NEW YORK, (Reuters) – Hollywood legend Elizabeth Taylor, who rose from child actor to become one of Hollywood’s most talented actresses with a tumultuous life, died today at age 79, her publicist said.
She died at Cedars-Sinai Hospital in Los Angeles surrounded by her four children after having been hospitalized six weeks ago with congestive heart failure, a statement from publicist Sally Morrison said.
In a career spanning seven decades, Taylor was nominated for five Oscars and won the best actress honor twice.
In real life, she battled excess weight and drug addiction, and was married eight times, including twice to actor Richard Burton.
“My mother was an extraordinary woman who lived life to the fullest, with great passion, humor, and love. Though her loss is devastating to those of us who held her so close and so dear, we will always be inspired by her enduring contribution to our world,” son Michael Wilding said in a statement.
The violet-eyed Taylor, who began her movie career at age 10 and was often ranked in fan polls as the most beautiful woman on screen, was plagued by health problems for many years.

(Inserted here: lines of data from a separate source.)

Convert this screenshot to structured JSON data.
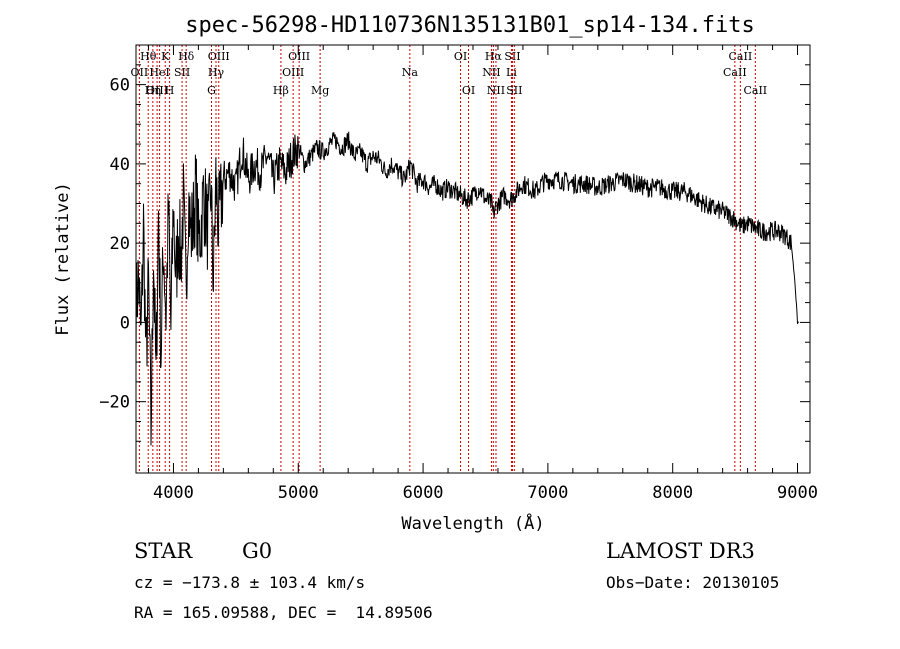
{
  "chart_data": {
    "type": "line",
    "title": "spec-56298-HD110736N135131B01_sp14-134.fits",
    "xlabel": "Wavelength (Å)",
    "ylabel": "Flux (relative)",
    "xlim": [
      3700,
      9100
    ],
    "ylim": [
      -38,
      70
    ],
    "xticks": [
      4000,
      5000,
      6000,
      7000,
      8000,
      9000
    ],
    "yticks": [
      -20,
      0,
      20,
      40,
      60
    ],
    "series": [
      {
        "name": "spectrum",
        "x": [
          3700,
          3720,
          3740,
          3760,
          3780,
          3800,
          3820,
          3840,
          3860,
          3880,
          3900,
          3920,
          3940,
          3960,
          3980,
          4000,
          4020,
          4040,
          4060,
          4080,
          4100,
          4120,
          4140,
          4160,
          4180,
          4200,
          4220,
          4240,
          4260,
          4280,
          4300,
          4320,
          4340,
          4360,
          4380,
          4400,
          4450,
          4500,
          4550,
          4600,
          4650,
          4700,
          4750,
          4800,
          4850,
          4900,
          4950,
          5000,
          5050,
          5100,
          5150,
          5200,
          5250,
          5300,
          5350,
          5400,
          5450,
          5500,
          5550,
          5600,
          5650,
          5700,
          5750,
          5800,
          5850,
          5900,
          5950,
          6000,
          6050,
          6100,
          6150,
          6200,
          6250,
          6300,
          6350,
          6400,
          6450,
          6500,
          6550,
          6562,
          6580,
          6600,
          6650,
          6700,
          6750,
          6800,
          6850,
          6900,
          6950,
          7000,
          7100,
          7200,
          7300,
          7400,
          7500,
          7600,
          7700,
          7800,
          7900,
          8000,
          8100,
          8200,
          8300,
          8400,
          8450,
          8500,
          8550,
          8600,
          8650,
          8700,
          8750,
          8800,
          8850,
          8900,
          8950,
          8980,
          9000,
          9010
        ],
        "y": [
          3,
          12,
          -5,
          25,
          -10,
          10,
          -28,
          18,
          -15,
          28,
          -8,
          20,
          2,
          28,
          -2,
          30,
          10,
          24,
          16,
          30,
          8,
          32,
          22,
          26,
          34,
          20,
          24,
          32,
          28,
          22,
          34,
          10,
          36,
          24,
          30,
          36,
          38,
          34,
          44,
          36,
          40,
          38,
          42,
          36,
          40,
          38,
          42,
          44,
          40,
          42,
          44,
          43,
          45,
          46,
          44,
          46,
          42,
          43,
          40,
          42,
          41,
          38,
          40,
          38,
          36,
          40,
          35,
          36,
          34,
          35,
          33,
          34,
          33,
          32,
          31,
          32,
          34,
          31,
          30,
          27,
          29,
          30,
          32,
          31,
          33,
          35,
          34,
          33,
          35,
          36,
          36,
          35,
          35,
          34,
          35,
          36,
          35,
          34,
          34,
          33,
          33,
          31,
          29,
          28,
          27,
          26,
          24,
          25,
          24,
          23,
          23,
          23,
          23,
          22,
          20,
          10,
          0,
          0
        ]
      }
    ],
    "emission_lines": [
      {
        "label": "Hθ",
        "wave": 3798,
        "row": 0
      },
      {
        "label": "OII",
        "wave": 3727,
        "row": 1
      },
      {
        "label": "OIII",
        "wave": 3869,
        "row": 2
      },
      {
        "label": "K",
        "wave": 3934,
        "row": 0
      },
      {
        "label": "HeI",
        "wave": 3889,
        "row": 1
      },
      {
        "label": "Hη",
        "wave": 3835,
        "row": 2
      },
      {
        "label": "SII",
        "wave": 4069,
        "row": 1
      },
      {
        "label": "H",
        "wave": 3969,
        "row": 2
      },
      {
        "label": "Hδ",
        "wave": 4102,
        "row": 0
      },
      {
        "label": "OIII",
        "wave": 4363,
        "row": 0
      },
      {
        "label": "Hγ",
        "wave": 4341,
        "row": 1
      },
      {
        "label": "G",
        "wave": 4305,
        "row": 2
      },
      {
        "label": "OIII",
        "wave": 5007,
        "row": 0
      },
      {
        "label": "OIII",
        "wave": 4959,
        "row": 1
      },
      {
        "label": "Hβ",
        "wave": 4861,
        "row": 2
      },
      {
        "label": "Mg",
        "wave": 5175,
        "row": 2
      },
      {
        "label": "Na",
        "wave": 5894,
        "row": 1
      },
      {
        "label": "OI",
        "wave": 6300,
        "row": 0
      },
      {
        "label": "OI",
        "wave": 6364,
        "row": 2
      },
      {
        "label": "Hα",
        "wave": 6563,
        "row": 0
      },
      {
        "label": "SII",
        "wave": 6716,
        "row": 0
      },
      {
        "label": "NII",
        "wave": 6548,
        "row": 1
      },
      {
        "label": "Li",
        "wave": 6708,
        "row": 1
      },
      {
        "label": "NII",
        "wave": 6584,
        "row": 2
      },
      {
        "label": "SII",
        "wave": 6731,
        "row": 2
      },
      {
        "label": "CaII",
        "wave": 8542,
        "row": 0
      },
      {
        "label": "CaII",
        "wave": 8498,
        "row": 1
      },
      {
        "label": "CaII",
        "wave": 8662,
        "row": 2
      }
    ]
  },
  "info": {
    "class": "STAR",
    "subclass": "G0",
    "survey": "LAMOST DR3",
    "cz": "cz = −173.8 ± 103.4 km/s",
    "obs_date": "Obs−Date: 20130105",
    "radec": "RA = 165.09588, DEC =  14.89506"
  },
  "colors": {
    "line_marker": "#cc0000",
    "spectrum": "#000000"
  }
}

Taylor’s life had two worlds. She was a powerful actress who won an Academy Award for playing a call girl in “Butterfield 8” in 1960, another for her portrayal of a foul-mouthed alcoholic in “Who’s Afraid of Virginia Woolf?” in 1967, and earned Oscar nominations for “Cat on a Hot Tin Roof,” “Suddenly, Last Summer” and “Raintree County.”
On the other hand, her personal life set a Hollywood standard for glamour and tumult. After the death of her third husband, film producer Mike Todd, in 1958, she found herself in a well-chronicled love triangle with singer Eddie Fisher and his wife actress Debbie Reynolds, before marrying Fisher.
While filming the lavishly produced “Cleopatra” in 1961, she started a torrid, tabloid-chronicled affair with Richard Burton, who played Mark Antony and who was also married at the time.
Taylor’s relationship with Burton was a saga in itself. The two strong-willed actors wed in 1964 after she divorced Fisher, and Burton bestowed furs and diamonds, including a $1 million pear-shaped jewel, on Taylor while publicly praising her “wonderful bosom.”
But they also hurled invective at one another and were brilliantly cast in the movie of dramatist Edward Albee’s “Who’s Afraid of Virginia Woolf?” about a bitter, verbally abusive couple.
“We enjoy fighting,” Taylor once said. “Having an out-and-out, outrageous, ridiculous fight is one of the greatest exercises in marital togetherness.”